Tujuan landreform secara khusus adalah untuk meningkatkan produksi pertanian dan memperkuat hak milik serta memberi isi dan fungsi sosial pada hak milik.
Penerbitan sertifikat berdasarkan landform (bentuk lahan) dalam konteks hukum pertanahan Indonesia tidak memiliki hubungan langsung. Sertifikat tanah (Sertifikat Hak Milik/SHM) diterbitkan berdasarkan proses pendaftaran tanah yang sah, dan tidak terkait dengan jenis atau bentuk lahan. Proses ini melibatkan pengukuran tanah, verifikasi data fisik, dan pembuktian hak, bukan landform.
Redistribusi tanah bukan semata-mata agenda teknokratik, tetapi merupakan bentuk konkret kehadiran negara dalam memenuhi mandat konstitusional untuk mewujudkan keadilan sosial.
Tujuan utamanya adalah pemerataan penguasaan dan kepemilikan tanah di kalangan rakyat Indonesia, khususnya petani kecil yang selama ini berada dalam posisi marjinal.

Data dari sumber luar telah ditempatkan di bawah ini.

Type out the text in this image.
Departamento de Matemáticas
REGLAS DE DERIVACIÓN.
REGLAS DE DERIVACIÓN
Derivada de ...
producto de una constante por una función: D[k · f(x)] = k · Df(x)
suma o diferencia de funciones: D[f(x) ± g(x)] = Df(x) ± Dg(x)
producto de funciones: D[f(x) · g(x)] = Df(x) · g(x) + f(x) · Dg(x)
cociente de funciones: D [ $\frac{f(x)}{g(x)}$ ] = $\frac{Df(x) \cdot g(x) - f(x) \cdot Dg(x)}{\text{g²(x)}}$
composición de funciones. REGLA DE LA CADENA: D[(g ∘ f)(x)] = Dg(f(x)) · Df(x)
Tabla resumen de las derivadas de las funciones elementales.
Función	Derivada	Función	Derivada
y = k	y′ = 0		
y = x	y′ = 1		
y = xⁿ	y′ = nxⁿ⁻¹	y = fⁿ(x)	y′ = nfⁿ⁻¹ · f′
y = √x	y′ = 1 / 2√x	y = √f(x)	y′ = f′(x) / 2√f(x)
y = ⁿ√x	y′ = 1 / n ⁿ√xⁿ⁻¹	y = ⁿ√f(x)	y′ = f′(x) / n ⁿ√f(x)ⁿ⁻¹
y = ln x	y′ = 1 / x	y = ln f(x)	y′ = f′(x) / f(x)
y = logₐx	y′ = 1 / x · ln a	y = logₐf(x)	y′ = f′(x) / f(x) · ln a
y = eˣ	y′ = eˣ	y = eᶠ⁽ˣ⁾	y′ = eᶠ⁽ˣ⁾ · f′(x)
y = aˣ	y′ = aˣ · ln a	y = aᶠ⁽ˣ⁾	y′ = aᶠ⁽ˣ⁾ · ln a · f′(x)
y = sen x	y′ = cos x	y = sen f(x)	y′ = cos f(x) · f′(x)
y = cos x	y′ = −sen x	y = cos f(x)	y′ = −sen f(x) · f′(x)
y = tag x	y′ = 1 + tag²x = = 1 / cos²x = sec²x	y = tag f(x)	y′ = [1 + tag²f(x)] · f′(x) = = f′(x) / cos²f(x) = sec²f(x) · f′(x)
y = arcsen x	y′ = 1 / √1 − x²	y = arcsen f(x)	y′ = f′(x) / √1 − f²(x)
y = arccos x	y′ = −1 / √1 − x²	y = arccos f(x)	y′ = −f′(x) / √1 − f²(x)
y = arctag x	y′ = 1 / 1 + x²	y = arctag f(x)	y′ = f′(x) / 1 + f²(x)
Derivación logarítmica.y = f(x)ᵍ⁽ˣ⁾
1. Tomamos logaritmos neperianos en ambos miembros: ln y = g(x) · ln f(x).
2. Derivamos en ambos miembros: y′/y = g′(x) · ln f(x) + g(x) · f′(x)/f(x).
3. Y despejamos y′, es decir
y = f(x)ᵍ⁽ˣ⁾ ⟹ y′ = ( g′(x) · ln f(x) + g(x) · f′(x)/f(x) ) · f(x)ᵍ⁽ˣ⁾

Penerbitan SK-Kinag oleh Menteri Agraria melalui Kepala Inspeksi Agraria bukan hanya menjadi legalitas formal, tetapi juga mengandung legitimasi substantif atas pemberian hak atas tanah kepada petani.
Tanah-tanah yang dialokasikan melalui SK-Kinag dikenal sebagai “tanah Kinag” yaitu tanah hasil program landreform yang telah melalui tahapan seleksi dan verifikasi ketat sesuai dengan ketentuan peraturan perundang-undangan.
Namun, realitas di lapangan berkata lain.
Dalam beberapa tahun terakhir, banyak ditemukan kasus di mana SHM tidak mampu melindungi pemilik sahnya. Gugatan, mafia tanah, hingga konflik administratif membuat SHM kehilangan wibawanya.
- Tidak sedikit pula kasus di mana SHM yang sah dipatahkan hanya karena praktik manipulatif dan penyelundupan hukum oleh pihak-pihak yang mengincar tanah tersebut.
Di tengah harapan masyarakat akan keadilan dan kepastian hukum, negara seharusnya hadir sebagai pelindung yang tegas dan adil.
Namun ironisnya, dalam konteks pertanahan di Kabupaten Simalungun, Sumatera Utara, Negara justru tampak diam dan membisu, bahkan oknum ikut bermain terkesan mengabaikan saat masyarakat berhadapan dengan kekuatan gelap yang dikenal sebagai mafia tanah.
Mereka tidak bekerja sendiri. Jaringan ini ditopang oleh aktor-aktor yang memiliki akses kekuasaan dan “bersenjata hukum”.
- Dalam praktiknya, mafia tanah tidak sekadar melakukan pelanggaran administratif, melainkan melakukan perampasan hak rakyat yang dijamin oleh konstitusi.
- Pasal 33 UUD 1945 secara eksplisit menyatakan bahwa bumi, air, dan kekayaan alam yang terkandung di dalamnya dikuasai oleh negara dan digunakan sebesar-besarnya untuk kemakmuran rakyat.
Berarti negara memiliki kewajiban konstitusional untuk menjamin kepastian hukum dan perlindungan hak atas tanah bagi setiap warganya. (Arthur Noija SH/Red)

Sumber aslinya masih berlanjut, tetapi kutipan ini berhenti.